Lufthansa Group has said it will cut 4,000 administrative jobs and chase higher profitability targets as part of a comprehensive transformation strategy aimed at bolstering its position and reaching for financial growth and operational improvements by 2030.

In a statement, the group confirmed that it "plans to reduce a total of around 4,000 jobs worldwide by 2030, the majority of which will be in Germany. This will be done in consultation with social partners. The focus will be on administrative rather than operational roles."

It explained that the job cuts will result from ongoing restructuring and integration of group-wide operations. "The company is examining which activities will no longer be required in the future, for example due to duplication of work. In particular, the profound changes brought about by digitalisation and the increased use of artificial intelligence (AI) will ensure greater efficiency in many areas and processes," it said.
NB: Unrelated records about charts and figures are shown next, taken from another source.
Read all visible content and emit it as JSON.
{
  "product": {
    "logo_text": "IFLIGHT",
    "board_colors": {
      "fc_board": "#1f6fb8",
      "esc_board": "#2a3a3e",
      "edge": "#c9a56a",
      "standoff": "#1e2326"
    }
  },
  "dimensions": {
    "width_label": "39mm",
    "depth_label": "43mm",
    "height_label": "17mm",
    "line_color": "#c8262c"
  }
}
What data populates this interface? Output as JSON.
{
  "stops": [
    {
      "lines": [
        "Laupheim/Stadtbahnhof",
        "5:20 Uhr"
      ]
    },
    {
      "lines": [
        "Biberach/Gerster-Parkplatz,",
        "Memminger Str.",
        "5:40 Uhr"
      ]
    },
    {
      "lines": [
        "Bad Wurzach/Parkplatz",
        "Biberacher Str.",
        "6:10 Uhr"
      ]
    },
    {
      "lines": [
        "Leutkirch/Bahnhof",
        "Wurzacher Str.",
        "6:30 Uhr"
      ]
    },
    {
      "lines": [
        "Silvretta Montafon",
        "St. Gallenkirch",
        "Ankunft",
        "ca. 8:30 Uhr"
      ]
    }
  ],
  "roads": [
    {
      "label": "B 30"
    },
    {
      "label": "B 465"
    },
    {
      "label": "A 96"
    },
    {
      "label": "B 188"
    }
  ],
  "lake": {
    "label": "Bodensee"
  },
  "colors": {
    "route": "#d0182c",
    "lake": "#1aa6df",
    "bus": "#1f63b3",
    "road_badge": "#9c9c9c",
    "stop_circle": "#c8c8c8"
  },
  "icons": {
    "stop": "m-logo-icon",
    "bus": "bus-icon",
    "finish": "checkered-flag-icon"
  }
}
Speaking during a holding-wide capital markets day in Munich, group CEO Carsten Spohr acknowledged that Lufthansa had fallen behind some competitors as it struggles to cut costs and pursue growth amid labour challenges. "We definitely lag behind some of our competitors when it comes to financial performance," Reuters cited him as saying.

However, resulting from the restructuring, Lufthansa Group said it expects significantly higher profitability by 2028-2030 and has set new medium-term financial targets: an adjusted operating (EBIT) margin of 8-10%, adjusted return on capital employed (ROCE) of 15-20%, and annual adjusted free cash flow above EUR2.5 billion euros (USD2.9 billion). The company aims to maintain an investment-grade rating, with EUR8-10 billion (USD9.4-11.7 billion) in liquidity, and a dividend policy of distributing 20-40% of its profits to shareholders.

As reported previously, Lufthansa reiterated that the restructuring will focus on four strategic pillars:

  • network airlines: The group has outlined plans to modernise its fleet with more than 230 new aircraft focusing on next-generation widebody and narrowbody aircraft to increase fuel efficiency by up to 30%, reduce emissions, harmonise the fleet to lower operational complexity, and deepen integration among its hub airlines Lufthansa, Swiss, Austrian Airlines, Brussels Airlines, and ITA Airways;
  • point-to-point leisure travel with Eurowings, which will expand its travel products and continue its fleet renewal. Tour operator Eurowings Holidays aims for rapid growth;
  • maintenance unit Lufthansa Technik will grow through international expansion, digital business models, and a new defence division to increase profitability and long-term viability;
  • Lufthansa Cargo will expand with investments in capacity, automation, and digitalisation, leveraging e-commerce growth and market volatility.